I’m writing this update from my new home at the Idaho State Correctional Institution, a medium security facility. Prior to my transfer earlier this month from the Idaho Maximum Security Institution, I wondered how staff at this facility would respond to my efforts as an outreach journalist.
It didn’t take long before I found out: By accusing me of coding secret messages to my father in First Amend This! An IDOC Newsletter, Oct ’23.
The monthly prison newsy, as always, was sent to my father through the prison messaging service JPay to be given a light edit and published to my blog. This is how we’ve done it for going on four years–provided a public service to the IDOC community and beyond. (Copies of the newsletter can also be found through JSTOR, a free academic database made available to the world online.)
The allegation arrived with a censorship notification over JPay on October 12th, 10 days after my initial attempt to send out the October issue.
Here’s a look at the Editor’s Note, which highlights the month’s stories:
Wrongfully convicted Joseph LaCroix to be reimbursed for his time incarcerated; Money, Inc. reopens old wounds while wafting over facts; a prison nurse and a former prosecutor are brought up on criminal charges; the Idaho Prison Arts Collective is holding a benefit fundraiser; and why the hell won’t NAMI respond to requests for information from within our facilities?
The decision to censor the newsletter was the decision of one IDOC employee.
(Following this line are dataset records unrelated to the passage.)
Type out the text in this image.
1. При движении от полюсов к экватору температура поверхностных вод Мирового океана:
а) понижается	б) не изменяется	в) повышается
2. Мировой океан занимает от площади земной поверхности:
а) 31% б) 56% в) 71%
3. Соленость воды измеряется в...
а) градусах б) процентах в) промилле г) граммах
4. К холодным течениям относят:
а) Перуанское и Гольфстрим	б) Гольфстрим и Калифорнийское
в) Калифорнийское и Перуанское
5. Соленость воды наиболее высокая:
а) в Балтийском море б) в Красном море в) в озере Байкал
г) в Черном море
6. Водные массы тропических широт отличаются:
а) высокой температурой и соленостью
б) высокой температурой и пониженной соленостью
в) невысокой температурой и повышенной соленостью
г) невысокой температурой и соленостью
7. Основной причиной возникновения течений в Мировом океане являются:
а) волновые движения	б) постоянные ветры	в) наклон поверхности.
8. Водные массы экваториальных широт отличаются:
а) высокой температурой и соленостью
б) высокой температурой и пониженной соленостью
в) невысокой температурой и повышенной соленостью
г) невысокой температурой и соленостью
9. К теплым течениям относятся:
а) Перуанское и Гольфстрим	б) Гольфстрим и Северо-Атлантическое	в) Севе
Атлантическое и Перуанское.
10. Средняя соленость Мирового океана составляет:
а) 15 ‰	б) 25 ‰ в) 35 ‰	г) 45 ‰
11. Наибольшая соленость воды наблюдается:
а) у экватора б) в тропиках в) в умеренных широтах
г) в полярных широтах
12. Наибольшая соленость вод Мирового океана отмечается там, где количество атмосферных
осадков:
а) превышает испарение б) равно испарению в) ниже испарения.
By failing to identify themselves and provide me with an Electric Mail Contraband and Denial Form, that employee is in violation of IDOC policy 503.02.01.001 (Telephone and Electronic Communications — Resident).
Not only has the latest newsletter been censored but my latest assignment for the Prison Journalism Project Advanced Nonfiction Writing Workshop–into which I gained admission by virtue of my writing–is now experiencing a serious and mysterious delay in transit, all while feedback from my previous assignment has yet to be granted safe passage through JPay…
Because the threat carried by allegations of coding messages can range from returning me to max (and possibly ad-seg) to imposing long-term restrictions on my limited family contact, I now have much to deliberate.
I welcome any advice from my readers, fellow advocates and journalists.